En plus de défier le chronomètre, les coureurs doivent désormais lutter contre le thermomètre. Les organisateurs des Jeux Olympiques de Tokyo, prévus en 2020 mais repoussés en 2021, avaient prévu de délocaliser les épreuves de course (marathons féminins et masculins et 20km et 50km marche) à 800 km au nord, sur l’île d’Hokkaido. La capitale avait en effet connu un pic de chaleur à 41°C en 2019, et craignait que la chaleur ne rende impossible le déroulement de la compétition. Une décision qui n’est pas sans rappeler les Mondiaux d’athlétisme de Doha de 2019, où les 33°C et 90% d’humidité encore présents à 23h avaient poussé plusieurs sportifs à abandonner, ou encore le Marathon de Boston de 2012 qui avait vu 2100 coureurs touchés par la déshydratation en raison de températures supérieures à la moyenne de saison.
Pour composer avec cette donne climatique contraignante, les organisateurs sont de plus en plus nombreux à décaler l’horaire des épreuves plus tôt le matin, ou en fin de journée. À Doha, le marathon féminin avait même été décalé à 23h59 pour espérer davantage de fraîcheur.
Partout, les professionnels du sport réfléchissent à de nouvelles manières d’exister face à la nouvelle donne climatique. Et dans tous les pays, les sportifs s’engagent dans des pratiques plus responsables (plogging, courses caritatives, etc.), pour réconcilier exercice du corps et exercice citoyen.
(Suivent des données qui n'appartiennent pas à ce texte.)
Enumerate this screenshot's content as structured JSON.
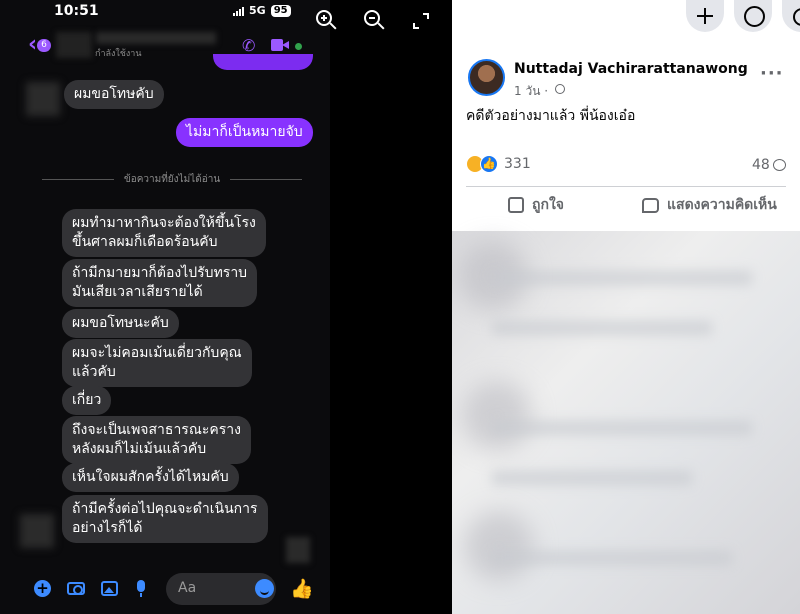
{
  "chat": {
    "status_bar": {
      "time": "10:51",
      "network": "5G",
      "battery": "95"
    },
    "header": {
      "back_count": "6",
      "contact_status": "กำลังใช้งาน"
    },
    "messages_top": [
      {
        "direction": "in",
        "text": "ผมขอโทษคับ"
      },
      {
        "direction": "out",
        "text": "ไม่มาก็เป็นหมายจับ"
      }
    ],
    "unread_separator": "ข้อความที่ยังไม่ได้อ่าน",
    "messages_unread": [
      {
        "direction": "in",
        "text": "ผมทำมาหากินจะต้องให้ขึ้นโรง\nขึ้นศาลผมก็เดือดร้อนคับ"
      },
      {
        "direction": "in",
        "text": "ถ้ามีกมายมาก็ต้องไปรับทราบ\nมันเสียเวลาเสียรายได้"
      },
      {
        "direction": "in",
        "text": "ผมขอโทษนะคับ"
      },
      {
        "direction": "in",
        "text": "ผมจะไม่คอมเม้นเดี่ยวกับคุณ\nแล้วคับ"
      },
      {
        "direction": "in",
        "text": "เกี่ยว"
      },
      {
        "direction": "in",
        "text": "ถึงจะเป็นเพจสาธารณะคราง\nหลังผมก็ไม่เม้นแล้วคับ"
      },
      {
        "direction": "in",
        "text": "เห็นใจผมสักครั้งได้ไหมคับ"
      },
      {
        "direction": "in",
        "text": "ถ้ามีครั้งต่อไปคุณจะดำเนินการ\nอย่างไรก็ได้"
      }
    ],
    "composer": {
      "placeholder": "Aa"
    }
  },
  "viewer": {
    "icons": [
      "zoom-in-icon",
      "zoom-out-icon",
      "expand-icon"
    ]
  },
  "post": {
    "author": "Nuttadaj Vachirarattanawong",
    "time": "1 วัน ·",
    "text": "คดีตัวอย่างมาแล้ว พี่น้องเอ๋อ",
    "reaction_count": "331",
    "comment_count": "48",
    "actions": {
      "like": "ถูกใจ",
      "comment": "แสดงความคิดเห็น"
    }
  },
  "colors": {
    "messenger_accent": "#8832ff",
    "incoming_bubble": "#333336",
    "facebook_blue": "#1877f2"
  }
}
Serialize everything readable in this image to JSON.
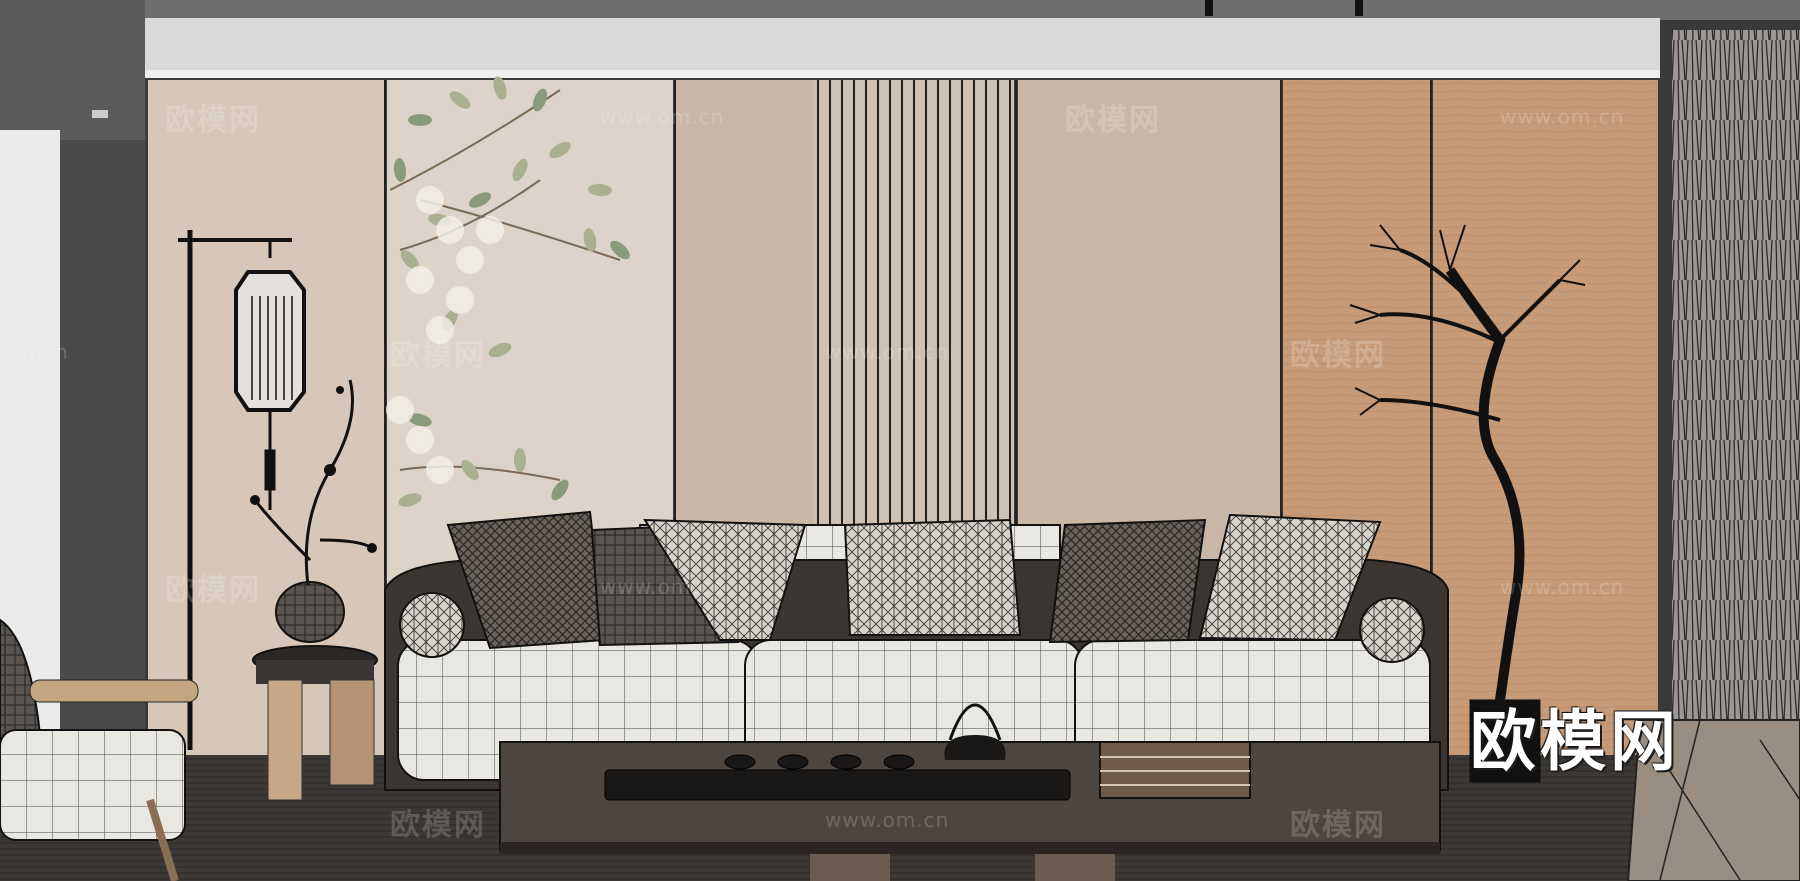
{
  "watermarks": {
    "brand_cn": "欧模网",
    "site_url": "www.om.cn",
    "site_url_short": "om.cn"
  },
  "logo": {
    "text": "欧模网"
  },
  "colors": {
    "ceiling": "#d9d9d9",
    "wall_beige": "#d6c7b8",
    "wall_taupe": "#c9b8a8",
    "wood_panel": "#c89b78",
    "floor": "#3b3835",
    "sofa": "#e9e7e2",
    "table": "#4d4540"
  }
}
De quoi pousser les organisations sportives à s’engager à leur tour : au total, 80 organisations sportives ont signé l'accord-cadre des Nations Unies « Le sport au service de l'action climatique ». Parmi eux, on compte 14 Fédérations Internationales (FI) de sport, ainsi que les comités d'organisation des trois prochaines éditions des Jeux Olympiques : Tokyo 2020, Beijing 2022 et Paris 2024.
C’est d’ailleurs sur la base de son engagement en faveur de l’équilibre climatique, à travers une réduction de l’empreinte carbone de 55% par rapport aux Jeux précédents, que Paris a formulé sa candidature victorieuse pour 2024.